Omdat een struct een waardetype is, ontvangt en werkt de methode op een kopie van het structargument wanneer u een struct per waarde doorgeeft aan een methode. De methode heeft geen toegang tot de oorspronkelijke struct in de aanroepmethode en kan deze daarom op geen enkele manier wijzigen. De methode kan alleen de kopie wijzigen.
Een klasse-exemplaar is een verwijzingstype dat geen waardetype is. Wanneer een verwijzingstype wordt doorgegeven aan een methode, ontvangt de methode een kopie van de verwijzing naar het klasse-exemplaar. Beide variabelen verwijzen naar hetzelfde object. De parameter is een kopie van de verwijzing. De aangeroepen methode kan het exemplaar niet opnieuw toewijzen in de aanroepmethode. De aangeroepen methode kan echter de kopie van de verwijzing gebruiken om toegang te krijgen tot de leden van het exemplaar. Als de aangeroepen methode een exemplaarlid wijzigt, ziet de aanroepmethode deze wijzigingen ook omdat deze verwijst naar hetzelfde exemplaar.
De uitvoer van het volgende voorbeeld illustreert het verschil. De methode ClassTaker
wijzigt de waarde van het willIChange
veld omdat de methode het adres in de parameter gebruikt om het opgegeven veld van het klasse-exemplaar te vinden. Het willIChange
veld van de aanroepmethode in de aanroepmethode verandert niet van aanroepen StructTaker
omdat de waarde van het argument een kopie is van de struct zelf, niet een kopie van het adres. StructTaker
wijzigt de kopie en de kopie gaat verloren wanneer de aanroep StructTaker
is voltooid.
class TheClass
{
public string? willIChange;
}
struct TheStruct
{
public string willIChange;
}
class TestClassAndStruct
{
static void ClassTaker(TheClass c)
{
c.willIChange = "Changed";
}
static void StructTaker(TheStruct s)
{
s.willIChange = "Changed";
}
public static void Main()
{
TheClass testClass = new TheClass();
TheStruct testStruct = new TheStruct();
testClass.willIChange = "Not Changed";
testStruct.willIChange = "Not Changed";
ClassTaker(testClass);
StructTaker(testStruct);
Console.WriteLine("Class field = {0}", testClass.willIChange);
Console.WriteLine("Struct field = {0}", testStruct.willIChange);
}
}
/* Output:
Class field = Changed
Struct field = Not Changed
*/
Combinaties van parametertype en argumentmodus
Hoe een argument wordt doorgegeven en of het een verwijzingstype of waardetype is, bepaalt welke wijzigingen in het argument zichtbaar zijn vanuit de aanroeper:
- Wanneer u een waardetype op waarde doorgeeft:
- Als de methode de parameter toewijst om naar een ander object te verwijzen, zijn deze wijzigingen niet zichtbaar in de aanroeper.

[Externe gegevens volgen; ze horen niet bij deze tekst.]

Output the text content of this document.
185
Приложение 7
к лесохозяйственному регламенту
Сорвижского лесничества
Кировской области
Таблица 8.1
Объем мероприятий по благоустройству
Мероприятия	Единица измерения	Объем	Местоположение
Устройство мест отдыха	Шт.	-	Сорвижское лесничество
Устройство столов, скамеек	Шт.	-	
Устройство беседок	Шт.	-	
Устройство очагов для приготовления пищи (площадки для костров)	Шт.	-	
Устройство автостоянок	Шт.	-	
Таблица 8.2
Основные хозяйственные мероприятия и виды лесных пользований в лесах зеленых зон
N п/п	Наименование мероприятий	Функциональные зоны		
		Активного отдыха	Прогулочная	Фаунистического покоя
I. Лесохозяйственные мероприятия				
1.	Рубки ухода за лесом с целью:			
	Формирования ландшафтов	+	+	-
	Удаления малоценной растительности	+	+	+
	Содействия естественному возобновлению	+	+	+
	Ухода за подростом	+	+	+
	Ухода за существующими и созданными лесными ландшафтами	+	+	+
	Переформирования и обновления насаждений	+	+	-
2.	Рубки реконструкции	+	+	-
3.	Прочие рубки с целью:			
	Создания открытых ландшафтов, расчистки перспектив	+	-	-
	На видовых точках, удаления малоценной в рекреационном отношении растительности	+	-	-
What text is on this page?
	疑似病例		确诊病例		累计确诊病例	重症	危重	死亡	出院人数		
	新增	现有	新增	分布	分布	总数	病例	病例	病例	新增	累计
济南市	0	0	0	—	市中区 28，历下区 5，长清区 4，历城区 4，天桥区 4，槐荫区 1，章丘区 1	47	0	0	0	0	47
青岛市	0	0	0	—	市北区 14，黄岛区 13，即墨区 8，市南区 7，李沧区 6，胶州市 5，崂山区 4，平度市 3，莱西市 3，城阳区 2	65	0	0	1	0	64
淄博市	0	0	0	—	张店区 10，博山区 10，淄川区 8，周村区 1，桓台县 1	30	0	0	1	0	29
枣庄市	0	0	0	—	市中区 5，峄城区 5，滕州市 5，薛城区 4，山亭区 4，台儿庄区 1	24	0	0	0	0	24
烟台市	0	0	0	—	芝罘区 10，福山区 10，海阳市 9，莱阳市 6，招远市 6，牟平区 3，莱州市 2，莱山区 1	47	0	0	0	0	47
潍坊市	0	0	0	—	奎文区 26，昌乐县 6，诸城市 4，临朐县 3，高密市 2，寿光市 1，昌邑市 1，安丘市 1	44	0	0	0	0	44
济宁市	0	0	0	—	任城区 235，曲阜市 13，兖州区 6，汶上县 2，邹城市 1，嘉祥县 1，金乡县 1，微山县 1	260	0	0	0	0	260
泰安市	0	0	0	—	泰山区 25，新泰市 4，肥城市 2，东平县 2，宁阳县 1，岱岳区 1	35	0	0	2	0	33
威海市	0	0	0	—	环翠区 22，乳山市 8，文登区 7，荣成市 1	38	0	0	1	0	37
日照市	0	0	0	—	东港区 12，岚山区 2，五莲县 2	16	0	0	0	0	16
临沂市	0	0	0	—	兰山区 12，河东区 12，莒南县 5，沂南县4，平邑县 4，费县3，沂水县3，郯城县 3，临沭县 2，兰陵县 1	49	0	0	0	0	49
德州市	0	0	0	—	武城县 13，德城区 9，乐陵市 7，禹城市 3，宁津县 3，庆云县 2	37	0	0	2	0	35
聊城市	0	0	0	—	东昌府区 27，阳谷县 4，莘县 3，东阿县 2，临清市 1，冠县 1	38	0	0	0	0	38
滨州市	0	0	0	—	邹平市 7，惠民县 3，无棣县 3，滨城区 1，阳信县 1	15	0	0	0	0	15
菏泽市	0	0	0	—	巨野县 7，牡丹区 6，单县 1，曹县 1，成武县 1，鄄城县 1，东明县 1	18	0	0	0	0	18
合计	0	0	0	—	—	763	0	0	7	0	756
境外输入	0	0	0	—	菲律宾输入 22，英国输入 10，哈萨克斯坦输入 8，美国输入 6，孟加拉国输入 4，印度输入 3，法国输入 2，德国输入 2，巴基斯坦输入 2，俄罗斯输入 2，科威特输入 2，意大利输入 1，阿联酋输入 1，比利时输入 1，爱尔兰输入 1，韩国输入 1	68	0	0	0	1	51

- Als de methode de status wijzigt van het object waarnaar wordt verwezen door de parameter, zijn deze wijzigingen niet zichtbaar vanuit de aanroeper.
- Wanneer u een verwijzingstype op waarde doorgeeft:
- Als de methode de parameter toewijst om naar een ander object te verwijzen, zijn deze wijzigingen niet zichtbaar in de aanroeper.
- Als de methode de status wijzigt van het object waarnaar wordt verwezen door de parameter, zijn deze wijzigingen zichtbaar vanuit de aanroeper.
- Wanneer u een waardetype doorgeeft per verwijzing:
- Als de methode de parameter toewijst om te verwijzen naar een ander object met behulp van
ref =
, zijn deze wijzigingen niet zichtbaar vanuit de aanroeper. - Als de methode de status wijzigt van het object waarnaar wordt verwezen door de parameter, zijn deze wijzigingen zichtbaar vanuit de aanroeper.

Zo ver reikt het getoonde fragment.